A team of researchers from OpenAI recently published a paper describing GPT-3, a deep-learning model for natural-language with 175 billion parameters, 100x more than the previous version, GPT-2. The model is pre-trained on nearly half a trillion words and achieves state-of-the-art performance on several NLP benchmarks without fine-tuning.
In paper published on arXiv, a team of over 30 co-authors described the model and several experiments. The researchers' goal was to produce an NLP system that performs well on a variety of tasks with little or no fine-tuning, and previous work had indicated that larger models might be the solution. To test that hypothesis, the team increased the size of their previous model, GPT-2, from 1.5 billion parameters to 175 billion. For training, the team collected several datasets, including the Common Crawl dataset and the English-language Wikipedia. The model was evaluated against several NLP benchmarks, matching state-of-the-art performance on "closed-book" question-answering tasks and setting a new record for the LAMBADA language modeling task.
OpenAI made headlines last year with GPT-2 and their decision not to release the 1.5 billion parameter version of the trained model due to "concerns about malicious applications of the technology." GPT-2 is one of many large-scale NLP models based on the Transformer architecture. These models are pre-trained on large text corpora, such as the contents Wikipedia, using self-supervised learning. In this scenario, instead of using a dataset containing inputs paired with expected outputs, the model is given a sequence of text with words "masked" and it must learn to predict the masked words based on the surrounding context. After this pre-training, the models are then fine-tuned with a labelled benchmark dataset for a particular NLP task, such as question-answering.

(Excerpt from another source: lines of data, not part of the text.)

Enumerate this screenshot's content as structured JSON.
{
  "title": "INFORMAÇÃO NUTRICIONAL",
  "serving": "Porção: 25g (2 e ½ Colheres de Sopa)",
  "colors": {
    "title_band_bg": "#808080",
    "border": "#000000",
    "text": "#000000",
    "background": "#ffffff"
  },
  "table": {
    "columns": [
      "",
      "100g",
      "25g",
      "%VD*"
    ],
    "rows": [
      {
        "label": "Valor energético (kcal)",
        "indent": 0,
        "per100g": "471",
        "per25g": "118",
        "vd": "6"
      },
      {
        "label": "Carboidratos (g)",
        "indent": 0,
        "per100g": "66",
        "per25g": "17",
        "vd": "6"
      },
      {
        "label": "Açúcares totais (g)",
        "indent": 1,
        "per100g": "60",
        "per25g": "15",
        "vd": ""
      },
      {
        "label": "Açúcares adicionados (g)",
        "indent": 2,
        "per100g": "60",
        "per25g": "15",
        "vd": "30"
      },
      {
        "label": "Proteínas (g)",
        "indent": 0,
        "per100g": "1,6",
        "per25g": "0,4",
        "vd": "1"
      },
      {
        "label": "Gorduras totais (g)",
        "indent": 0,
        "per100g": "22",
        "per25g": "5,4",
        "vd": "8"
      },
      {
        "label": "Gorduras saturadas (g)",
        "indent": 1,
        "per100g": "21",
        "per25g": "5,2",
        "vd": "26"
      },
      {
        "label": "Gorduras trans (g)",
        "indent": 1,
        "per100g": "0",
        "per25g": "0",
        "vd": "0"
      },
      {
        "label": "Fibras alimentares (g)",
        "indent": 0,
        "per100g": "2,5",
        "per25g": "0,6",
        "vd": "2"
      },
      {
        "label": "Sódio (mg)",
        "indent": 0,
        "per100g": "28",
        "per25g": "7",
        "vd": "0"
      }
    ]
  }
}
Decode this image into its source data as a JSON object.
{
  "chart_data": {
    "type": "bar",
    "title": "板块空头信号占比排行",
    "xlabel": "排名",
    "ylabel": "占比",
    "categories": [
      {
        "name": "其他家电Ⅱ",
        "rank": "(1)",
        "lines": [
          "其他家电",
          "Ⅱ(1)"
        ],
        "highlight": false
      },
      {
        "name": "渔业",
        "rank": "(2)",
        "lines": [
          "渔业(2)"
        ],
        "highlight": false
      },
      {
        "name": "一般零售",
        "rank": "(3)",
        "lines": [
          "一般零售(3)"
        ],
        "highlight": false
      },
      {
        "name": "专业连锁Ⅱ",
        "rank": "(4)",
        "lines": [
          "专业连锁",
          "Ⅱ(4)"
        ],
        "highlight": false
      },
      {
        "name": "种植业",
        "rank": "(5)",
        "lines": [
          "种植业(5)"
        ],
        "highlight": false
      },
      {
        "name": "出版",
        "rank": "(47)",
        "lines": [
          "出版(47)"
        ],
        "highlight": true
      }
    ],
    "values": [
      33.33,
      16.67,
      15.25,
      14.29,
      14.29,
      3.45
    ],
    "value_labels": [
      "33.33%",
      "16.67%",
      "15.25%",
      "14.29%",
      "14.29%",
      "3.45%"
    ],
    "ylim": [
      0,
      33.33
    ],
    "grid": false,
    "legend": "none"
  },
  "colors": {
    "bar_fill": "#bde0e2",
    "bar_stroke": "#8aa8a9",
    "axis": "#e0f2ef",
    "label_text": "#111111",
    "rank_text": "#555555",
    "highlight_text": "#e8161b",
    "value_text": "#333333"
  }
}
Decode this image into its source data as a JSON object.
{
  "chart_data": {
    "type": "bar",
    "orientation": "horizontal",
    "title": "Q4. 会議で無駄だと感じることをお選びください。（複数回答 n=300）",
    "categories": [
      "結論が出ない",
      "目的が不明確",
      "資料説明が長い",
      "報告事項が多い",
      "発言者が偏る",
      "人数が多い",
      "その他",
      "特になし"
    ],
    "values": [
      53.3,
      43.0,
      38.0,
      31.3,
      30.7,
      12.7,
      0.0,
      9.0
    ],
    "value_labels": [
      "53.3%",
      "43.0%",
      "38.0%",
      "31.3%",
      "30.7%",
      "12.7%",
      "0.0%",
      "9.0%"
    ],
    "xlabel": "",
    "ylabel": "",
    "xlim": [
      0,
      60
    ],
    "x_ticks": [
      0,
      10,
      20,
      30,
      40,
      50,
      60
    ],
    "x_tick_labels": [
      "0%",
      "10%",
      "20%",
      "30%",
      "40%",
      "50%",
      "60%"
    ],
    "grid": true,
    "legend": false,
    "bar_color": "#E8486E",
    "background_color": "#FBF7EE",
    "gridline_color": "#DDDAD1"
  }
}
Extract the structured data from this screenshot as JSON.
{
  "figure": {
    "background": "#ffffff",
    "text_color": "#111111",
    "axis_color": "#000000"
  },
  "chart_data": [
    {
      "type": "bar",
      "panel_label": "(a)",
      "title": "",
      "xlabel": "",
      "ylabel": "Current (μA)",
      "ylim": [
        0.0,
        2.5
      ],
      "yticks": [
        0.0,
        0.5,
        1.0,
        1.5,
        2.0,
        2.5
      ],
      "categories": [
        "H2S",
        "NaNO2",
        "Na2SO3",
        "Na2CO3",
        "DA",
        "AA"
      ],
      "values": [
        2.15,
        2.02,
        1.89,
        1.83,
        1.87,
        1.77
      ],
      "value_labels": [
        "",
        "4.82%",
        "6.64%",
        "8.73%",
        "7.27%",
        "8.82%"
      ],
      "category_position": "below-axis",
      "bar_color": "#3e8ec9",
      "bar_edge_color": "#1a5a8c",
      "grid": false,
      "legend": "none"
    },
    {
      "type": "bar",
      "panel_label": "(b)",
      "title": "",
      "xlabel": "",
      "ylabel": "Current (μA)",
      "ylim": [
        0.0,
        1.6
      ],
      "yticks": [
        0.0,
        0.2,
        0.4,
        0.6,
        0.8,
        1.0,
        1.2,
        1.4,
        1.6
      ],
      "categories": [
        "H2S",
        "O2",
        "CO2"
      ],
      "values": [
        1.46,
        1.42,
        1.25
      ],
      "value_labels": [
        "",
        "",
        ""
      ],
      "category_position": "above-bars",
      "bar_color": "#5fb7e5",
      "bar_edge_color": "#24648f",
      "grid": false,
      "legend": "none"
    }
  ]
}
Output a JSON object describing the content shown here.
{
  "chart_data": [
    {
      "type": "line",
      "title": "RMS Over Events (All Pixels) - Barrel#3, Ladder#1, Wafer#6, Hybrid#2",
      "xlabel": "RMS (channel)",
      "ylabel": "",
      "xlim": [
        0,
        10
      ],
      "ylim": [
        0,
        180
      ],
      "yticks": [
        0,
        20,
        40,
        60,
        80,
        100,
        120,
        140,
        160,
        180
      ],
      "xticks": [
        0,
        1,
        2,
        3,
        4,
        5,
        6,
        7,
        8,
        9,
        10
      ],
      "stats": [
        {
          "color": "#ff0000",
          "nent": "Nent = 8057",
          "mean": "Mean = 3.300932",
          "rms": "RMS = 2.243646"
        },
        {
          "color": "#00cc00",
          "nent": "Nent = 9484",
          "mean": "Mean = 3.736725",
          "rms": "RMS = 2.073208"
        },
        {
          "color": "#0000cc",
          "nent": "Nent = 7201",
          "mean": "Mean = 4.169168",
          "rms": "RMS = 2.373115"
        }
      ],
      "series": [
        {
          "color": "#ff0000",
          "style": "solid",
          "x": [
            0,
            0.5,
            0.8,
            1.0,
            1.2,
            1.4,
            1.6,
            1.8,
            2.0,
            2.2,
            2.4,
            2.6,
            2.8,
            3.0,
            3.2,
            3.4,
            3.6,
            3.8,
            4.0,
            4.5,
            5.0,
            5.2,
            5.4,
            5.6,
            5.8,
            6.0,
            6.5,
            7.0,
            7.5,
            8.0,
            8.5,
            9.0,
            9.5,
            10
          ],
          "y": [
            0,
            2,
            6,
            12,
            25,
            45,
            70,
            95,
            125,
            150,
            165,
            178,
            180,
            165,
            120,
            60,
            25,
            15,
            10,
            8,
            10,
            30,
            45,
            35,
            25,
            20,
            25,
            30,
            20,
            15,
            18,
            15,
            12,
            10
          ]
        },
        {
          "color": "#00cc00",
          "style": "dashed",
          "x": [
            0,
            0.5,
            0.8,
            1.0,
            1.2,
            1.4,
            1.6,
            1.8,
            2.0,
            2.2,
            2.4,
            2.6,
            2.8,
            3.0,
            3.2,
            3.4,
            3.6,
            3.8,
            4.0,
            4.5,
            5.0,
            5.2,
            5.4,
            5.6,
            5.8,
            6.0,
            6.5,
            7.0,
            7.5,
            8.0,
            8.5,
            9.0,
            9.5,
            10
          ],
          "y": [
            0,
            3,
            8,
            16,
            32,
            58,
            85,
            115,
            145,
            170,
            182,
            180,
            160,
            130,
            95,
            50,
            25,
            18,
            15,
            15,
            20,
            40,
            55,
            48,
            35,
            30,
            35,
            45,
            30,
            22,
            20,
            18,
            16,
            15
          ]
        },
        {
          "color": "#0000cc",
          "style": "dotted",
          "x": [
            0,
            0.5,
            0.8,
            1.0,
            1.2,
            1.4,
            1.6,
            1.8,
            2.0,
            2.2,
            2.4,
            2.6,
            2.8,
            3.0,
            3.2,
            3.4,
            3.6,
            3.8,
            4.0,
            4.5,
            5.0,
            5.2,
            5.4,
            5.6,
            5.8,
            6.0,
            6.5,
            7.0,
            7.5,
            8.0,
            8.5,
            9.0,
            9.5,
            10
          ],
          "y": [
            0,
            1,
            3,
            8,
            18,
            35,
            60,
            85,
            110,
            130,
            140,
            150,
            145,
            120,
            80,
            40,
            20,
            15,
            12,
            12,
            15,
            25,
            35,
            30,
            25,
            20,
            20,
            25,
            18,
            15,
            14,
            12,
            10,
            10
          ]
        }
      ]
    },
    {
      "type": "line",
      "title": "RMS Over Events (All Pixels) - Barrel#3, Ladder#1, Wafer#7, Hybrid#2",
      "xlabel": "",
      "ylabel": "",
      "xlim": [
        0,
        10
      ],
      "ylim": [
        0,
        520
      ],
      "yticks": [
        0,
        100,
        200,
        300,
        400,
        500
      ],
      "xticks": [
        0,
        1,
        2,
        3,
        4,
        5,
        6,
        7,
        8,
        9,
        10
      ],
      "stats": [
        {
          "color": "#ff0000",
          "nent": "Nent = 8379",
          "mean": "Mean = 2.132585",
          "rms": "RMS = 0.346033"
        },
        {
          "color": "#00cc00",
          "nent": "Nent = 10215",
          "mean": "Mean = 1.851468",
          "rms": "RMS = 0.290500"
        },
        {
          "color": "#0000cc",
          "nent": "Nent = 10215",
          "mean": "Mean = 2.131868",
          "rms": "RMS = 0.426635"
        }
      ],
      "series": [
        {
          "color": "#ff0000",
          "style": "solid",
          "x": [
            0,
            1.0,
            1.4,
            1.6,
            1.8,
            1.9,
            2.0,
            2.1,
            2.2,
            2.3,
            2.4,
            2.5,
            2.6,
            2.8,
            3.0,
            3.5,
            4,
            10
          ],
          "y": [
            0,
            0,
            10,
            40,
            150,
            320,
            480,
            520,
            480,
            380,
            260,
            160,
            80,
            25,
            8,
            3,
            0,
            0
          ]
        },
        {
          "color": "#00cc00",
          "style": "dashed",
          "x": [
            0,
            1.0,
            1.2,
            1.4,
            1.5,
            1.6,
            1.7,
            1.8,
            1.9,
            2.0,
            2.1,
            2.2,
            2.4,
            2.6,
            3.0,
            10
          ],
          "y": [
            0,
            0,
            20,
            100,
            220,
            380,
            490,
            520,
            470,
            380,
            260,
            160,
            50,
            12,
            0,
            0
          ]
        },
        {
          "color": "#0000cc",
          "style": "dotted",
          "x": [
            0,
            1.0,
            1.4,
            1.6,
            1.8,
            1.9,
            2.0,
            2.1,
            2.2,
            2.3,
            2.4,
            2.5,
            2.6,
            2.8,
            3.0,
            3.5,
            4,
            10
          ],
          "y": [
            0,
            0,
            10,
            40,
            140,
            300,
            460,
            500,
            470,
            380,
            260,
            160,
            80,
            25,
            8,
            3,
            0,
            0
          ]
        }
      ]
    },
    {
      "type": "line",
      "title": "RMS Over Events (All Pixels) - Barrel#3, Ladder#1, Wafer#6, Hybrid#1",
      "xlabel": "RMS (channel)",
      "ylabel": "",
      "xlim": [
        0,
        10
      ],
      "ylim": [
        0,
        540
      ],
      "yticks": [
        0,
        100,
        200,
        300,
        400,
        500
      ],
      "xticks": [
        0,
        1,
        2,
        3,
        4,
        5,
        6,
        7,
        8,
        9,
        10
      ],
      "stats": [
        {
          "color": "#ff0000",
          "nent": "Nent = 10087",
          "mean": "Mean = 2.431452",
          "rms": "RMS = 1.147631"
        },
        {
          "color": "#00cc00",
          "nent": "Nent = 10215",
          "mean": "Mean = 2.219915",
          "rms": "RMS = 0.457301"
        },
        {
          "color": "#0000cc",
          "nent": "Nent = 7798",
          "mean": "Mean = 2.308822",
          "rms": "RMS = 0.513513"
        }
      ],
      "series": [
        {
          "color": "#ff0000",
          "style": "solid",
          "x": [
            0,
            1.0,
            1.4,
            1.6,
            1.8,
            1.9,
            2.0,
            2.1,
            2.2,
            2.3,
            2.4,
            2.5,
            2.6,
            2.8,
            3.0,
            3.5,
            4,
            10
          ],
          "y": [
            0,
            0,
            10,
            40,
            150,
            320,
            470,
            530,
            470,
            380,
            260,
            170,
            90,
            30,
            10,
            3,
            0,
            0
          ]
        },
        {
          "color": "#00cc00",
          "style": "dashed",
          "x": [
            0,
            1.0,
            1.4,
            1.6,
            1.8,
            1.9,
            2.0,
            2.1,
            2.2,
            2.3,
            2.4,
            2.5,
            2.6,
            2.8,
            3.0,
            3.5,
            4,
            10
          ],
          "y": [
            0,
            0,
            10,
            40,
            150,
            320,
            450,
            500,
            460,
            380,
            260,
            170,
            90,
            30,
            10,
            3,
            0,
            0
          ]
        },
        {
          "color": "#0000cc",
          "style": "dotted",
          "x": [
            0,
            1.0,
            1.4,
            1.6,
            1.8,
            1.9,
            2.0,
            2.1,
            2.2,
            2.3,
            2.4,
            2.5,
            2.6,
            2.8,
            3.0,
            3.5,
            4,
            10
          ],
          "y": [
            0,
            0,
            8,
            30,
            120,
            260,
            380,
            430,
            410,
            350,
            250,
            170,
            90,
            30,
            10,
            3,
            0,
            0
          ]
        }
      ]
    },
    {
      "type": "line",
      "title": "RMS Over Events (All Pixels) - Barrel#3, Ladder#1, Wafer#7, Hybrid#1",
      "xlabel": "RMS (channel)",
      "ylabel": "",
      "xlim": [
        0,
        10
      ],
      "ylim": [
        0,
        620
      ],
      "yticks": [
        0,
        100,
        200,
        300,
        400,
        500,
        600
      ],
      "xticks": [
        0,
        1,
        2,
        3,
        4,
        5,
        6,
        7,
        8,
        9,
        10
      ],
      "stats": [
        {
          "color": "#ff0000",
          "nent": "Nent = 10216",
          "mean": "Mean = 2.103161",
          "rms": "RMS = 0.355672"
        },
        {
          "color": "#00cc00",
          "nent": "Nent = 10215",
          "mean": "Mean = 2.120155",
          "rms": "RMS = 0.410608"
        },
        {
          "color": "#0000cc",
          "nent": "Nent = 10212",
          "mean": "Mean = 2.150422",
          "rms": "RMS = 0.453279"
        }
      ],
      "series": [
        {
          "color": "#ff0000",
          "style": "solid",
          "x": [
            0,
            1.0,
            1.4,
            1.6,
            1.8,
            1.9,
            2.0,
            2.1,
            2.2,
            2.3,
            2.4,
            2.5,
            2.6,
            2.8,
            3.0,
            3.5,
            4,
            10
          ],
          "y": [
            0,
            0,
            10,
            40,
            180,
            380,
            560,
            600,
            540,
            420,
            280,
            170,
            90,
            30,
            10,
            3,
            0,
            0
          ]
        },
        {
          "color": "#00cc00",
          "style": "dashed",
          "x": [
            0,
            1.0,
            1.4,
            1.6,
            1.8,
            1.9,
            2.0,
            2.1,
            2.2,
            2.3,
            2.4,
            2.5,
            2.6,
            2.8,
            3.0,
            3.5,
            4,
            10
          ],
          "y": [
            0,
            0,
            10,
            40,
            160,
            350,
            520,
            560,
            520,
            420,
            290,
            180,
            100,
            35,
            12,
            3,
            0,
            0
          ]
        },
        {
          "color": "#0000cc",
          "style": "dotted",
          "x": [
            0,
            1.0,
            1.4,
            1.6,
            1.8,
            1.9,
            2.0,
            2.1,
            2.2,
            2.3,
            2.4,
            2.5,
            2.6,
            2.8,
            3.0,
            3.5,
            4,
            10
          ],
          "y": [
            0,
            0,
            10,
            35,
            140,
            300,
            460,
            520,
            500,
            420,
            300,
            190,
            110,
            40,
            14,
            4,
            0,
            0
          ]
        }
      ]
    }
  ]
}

However, researchers have found that the pre-trained models perform fairly well even without fine-tuning, especially for large models pre-trained on large datasets. Earlier this year, OpenAI published a paper postulating several "laws of scaling" for Transformer models. Based on performance data from several different Transformer-based models, OpenAI concluded that model performance (in this case, the cross-entropy loss on the test dataset) has a power-law relationship with the number of model parameters, the size of the dataset, and the amount of compute used for training. Increasing any those three variables would thus improve performance.
For pre-training, the team collected a dataset composed of Common Crawl, WebText, English-language Wikipedia, and two corpora of books. To improve data quality, the researchers filtered Common Crawl to remove redundancies. Because Common Crawl is scraped from the internet, it may contain the actual test data for the benchmark evaluations, which would "taint" the training. The team did attempt to remove this contamination; however, they admit:
Unfortunately, a bug in the filtering caused us to ignore some overlaps, and due to the cost of training it was not feasible to retrain the model.
The team used this data to train eight versions of the model, ranging in size from 125 million parameters to the full 175 billion. The models were evaluated on dozens of NLP benchmarks, in a wide range of categories, with performance near or above state-of-the-art in many cases. To evaluate the model on a news-article generation task, the team used Amazon Mechanical Turk to hire human judges to guess which of a pair of articles was real and which was generated by GPT-3. Humans chose the real article only 52% of the time; in essence, humans were no better than a coin-flip at choosing the real article. The team also discussed some weaknesses of the model. For example, on text synthesis, "GPT-3 samples still sometimes repeat themselves semantically at the document level, start to lose coherence over sufficiently long passages, contradict themselves, and occasionally contain non-sequitur sentences or paragraphs." The model also has difficulty with "common sense physics" questions, such as, "If I put cheese into the fridge, will it melt?"
Several members of the NLP-research community have commented on Twitter about the model's size. Alchemy API founder Elliot Turner speculated that the cost to train the largest model could be "nearly $12 million dollars." Prof. Mark Riedl suggests an explanation for the link between model size and performance:
One hypothesis is that GPT-3 has so many parameters (half the number of tokens trained on) that it is starting to act like a memory network.
As with GPT-2, OpenAI has not released the trained model or the code, although there is a GitHub repository containing some of the test datasets as well as a collection of text samples generated by the model.